Tandis qu’ailleurs pour remplacer des dents manquantes, certains n’hésitent pas à recourir à la pose d’implants dentaires quel que soit le prix à payer parfois, en Afrique du Sud on ne se sent beau, on ne pense avoir un joli sourire qu’à condition de ne pas avoir toutes ses dents. C’est pourquoi, il y en a qui se font eux-mêmes arracher les dents de devant pour être plus beau. Une tendance à laquelle, hommes et femmes se livrent allègrement et avec empressement. Comment expliquer un tel phénomène ?
Le sourire des Cape Flat
Ils sont aujourd’hui nombreux au sein de la communauté « couloured », métisse, qui n’ont plus d’incisives. On pourrait croire qu’une mauvaise hygiène bucco-dentaire en est la cause, mais ce trou dans la bouche, ils se le sont fait eux-mêmes. C’est ce qu’on nomme avec joie dans les townships de la ville du Cap, le « sourire des Cape Flat ».
Le phénomène est transgénérationnel en Afrique du Sud. Hommes, femmes et petits enfants ado n’hésitent pas à se faire arracher les incisives pour se sentir plus séduisants. Wedaad raconte au micro de France Info, comment étant encore au lycée elle s’est faite arracher les dents de devant, « six d’entre elles » se souvient-elle sans aucun regret.

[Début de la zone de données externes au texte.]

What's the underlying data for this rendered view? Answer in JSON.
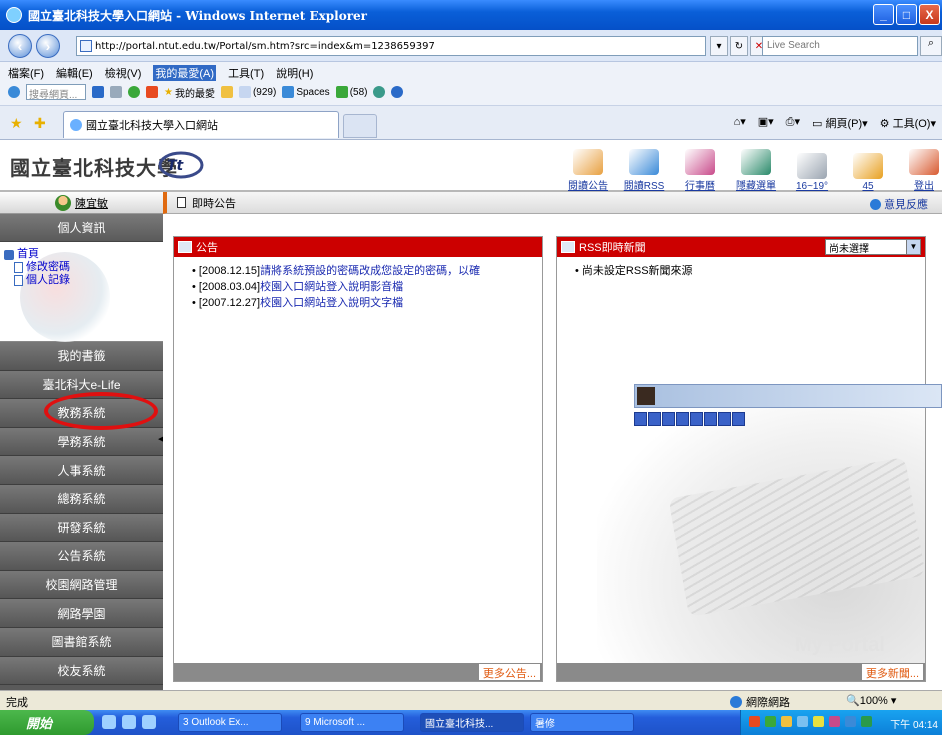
{
  "window": {
    "title": "國立臺北科技大學入口網站 - Windows Internet Explorer",
    "min": "_",
    "max": "□",
    "close": "X"
  },
  "addressbar": {
    "url": "http://portal.ntut.edu.tw/Portal/sm.htm?src=index&m=1238659397",
    "search_placeholder": "Live Search"
  },
  "menu": {
    "items": [
      "檔案(F)",
      "編輯(E)",
      "檢視(V)",
      "我的最愛(A)",
      "工具(T)",
      "說明(H)"
    ]
  },
  "links": {
    "search_placeholder": "搜尋網頁...",
    "favorites": "我的最愛",
    "mail_count": "(929)",
    "spaces": "Spaces",
    "contacts": "(58)"
  },
  "tabs": {
    "active_title": "國立臺北科技大學入口網站",
    "cmd_page": "網頁(P)",
    "cmd_tools": "工具(O)"
  },
  "portal": {
    "school_name": "國立臺北科技大學",
    "header_icons": [
      {
        "label": "閱讀公告",
        "icon": "bulletin-icon",
        "color": "#e8a040"
      },
      {
        "label": "閱讀RSS",
        "icon": "rss-icon",
        "color": "#3a8ad8"
      },
      {
        "label": "行事曆",
        "icon": "calendar-icon",
        "color": "#c84a8a"
      },
      {
        "label": "隱藏選單",
        "icon": "hide-menu-icon",
        "color": "#2a8a6a"
      },
      {
        "label": "16~19°",
        "icon": "weather-icon",
        "color": "#9aa4b0"
      },
      {
        "label": "45",
        "icon": "chart-icon",
        "color": "#e8a020"
      },
      {
        "label": "登出",
        "icon": "logout-icon",
        "color": "#d85a30"
      }
    ]
  },
  "sidebar": {
    "user": "陳宜敏",
    "personal_header": "個人資訊",
    "tree": {
      "root": "首頁",
      "children": [
        "修改密碼",
        "個人記錄"
      ]
    },
    "items": [
      "我的書籤",
      "臺北科大e-Life",
      "教務系統",
      "學務系統",
      "人事系統",
      "總務系統",
      "研發系統",
      "公告系統",
      "校園網路管理",
      "網路學園",
      "圖書館系統",
      "校友系統"
    ]
  },
  "content": {
    "title": "即時公告",
    "feedback": "意見反應",
    "announce": {
      "header": "公告",
      "items": [
        {
          "date": "[2008.12.15]",
          "text": "請將系統預設的密碼改成您設定的密碼，以確"
        },
        {
          "date": "[2008.03.04]",
          "text": "校園入口網站登入說明影音檔"
        },
        {
          "date": "[2007.12.27]",
          "text": "校園入口網站登入說明文字檔"
        }
      ],
      "more": "更多公告..."
    },
    "rss": {
      "header": "RSS即時新聞",
      "select_value": "尚未選擇",
      "items": [
        "尚未設定RSS新聞來源"
      ],
      "more": "更多新聞..."
    }
  },
  "status": {
    "done": "完成",
    "zone": "網際網路",
    "zoom": "100%"
  },
  "taskbar": {
    "start": "開始",
    "tasks": [
      "3 Outlook Ex...",
      "9 Microsoft ...",
      "國立臺北科技...",
      "暑修"
    ],
    "clock": "下午 04:14"
  }
}
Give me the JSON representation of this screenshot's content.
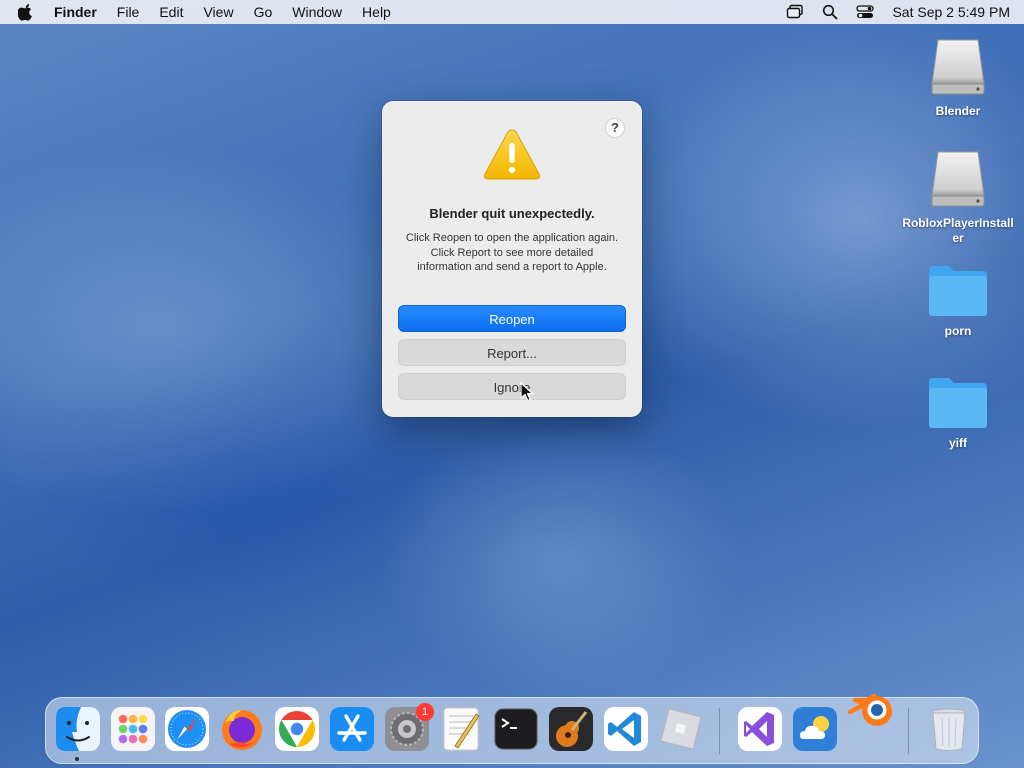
{
  "menubar": {
    "app_name": "Finder",
    "menus": [
      "File",
      "Edit",
      "View",
      "Go",
      "Window",
      "Help"
    ],
    "datetime": "Sat Sep 2  5:49 PM",
    "status_icons": [
      "screen-mirroring-icon",
      "spotlight-search-icon",
      "control-center-icon"
    ]
  },
  "desktop": {
    "icons": [
      {
        "label": "Blender",
        "kind": "drive"
      },
      {
        "label": "RobloxPlayerInstaller",
        "kind": "drive"
      },
      {
        "label": "porn",
        "kind": "folder"
      },
      {
        "label": "yiff",
        "kind": "folder"
      }
    ]
  },
  "dialog": {
    "help": "?",
    "title": "Blender quit unexpectedly.",
    "message": "Click Reopen to open the application again. Click Report to see more detailed information and send a report to Apple.",
    "buttons": {
      "reopen": "Reopen",
      "report": "Report...",
      "ignore": "Ignore"
    }
  },
  "dock": {
    "apps": [
      "Finder",
      "Launchpad",
      "Safari",
      "Firefox",
      "Google Chrome",
      "App Store",
      "System Settings",
      "TextEdit",
      "Terminal",
      "GarageBand",
      "Visual Studio Code",
      "Roblox",
      "Visual Studio",
      "Weather",
      "Blender",
      "Trash"
    ],
    "system_settings_badge": "1"
  },
  "colors": {
    "accent": "#0a6ef0",
    "badge": "#ff3b30",
    "folder": "#5ab8f5"
  }
}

Le retrait dentaire, une pratique séculaire
Selon Jacqui Friedling qui enseigne à l’université du cap, et qui est l’une des rares personnes ayant porté sur ce phénomène un regard scientifique, en dit qu’il s’agit d’une pratique séculaire d’identification en Afrique. Selon elle, le retrait dentaire aurait été pratiqué autrefois dans bien de pays en Afrique et serait rentré au Cap « par les esclaves déportés au sein des colonies ».
La mutilation dentaire comme cette scientifique l’appelle, constitue encore un processus d’identification culturelle. Elle est ce qui permet aux jeunes de s’intégrer socialement. «Chez les plus jeunes, affirme-t-elle, c’est un peu un rite de passage pour être inclus dans la communauté».
Qui a popularisé le retrait dentaire dans le Cap ?
Mais à la question de savoir comment expliquer la résurgence d’une pratique historique qui devrait avoir disparu avec la fin de la colonisation, mais aussi face à une modernité qui décrète que l’un des critères de la beauté est d’avoir toutes ses dents, des dents blanches, la scientifique en attribue d’une part le mérite aux gangs qui l’auraient rendu populaire dans les townships et d’autre part, au « gouffre de la passion ». Le « passion gap » relève de cette croyance que les meilleurs baisers et autres plaisirs sexuels s’offrant avec la bouche, ne peuvent surgir que d’une bouche édentée devant.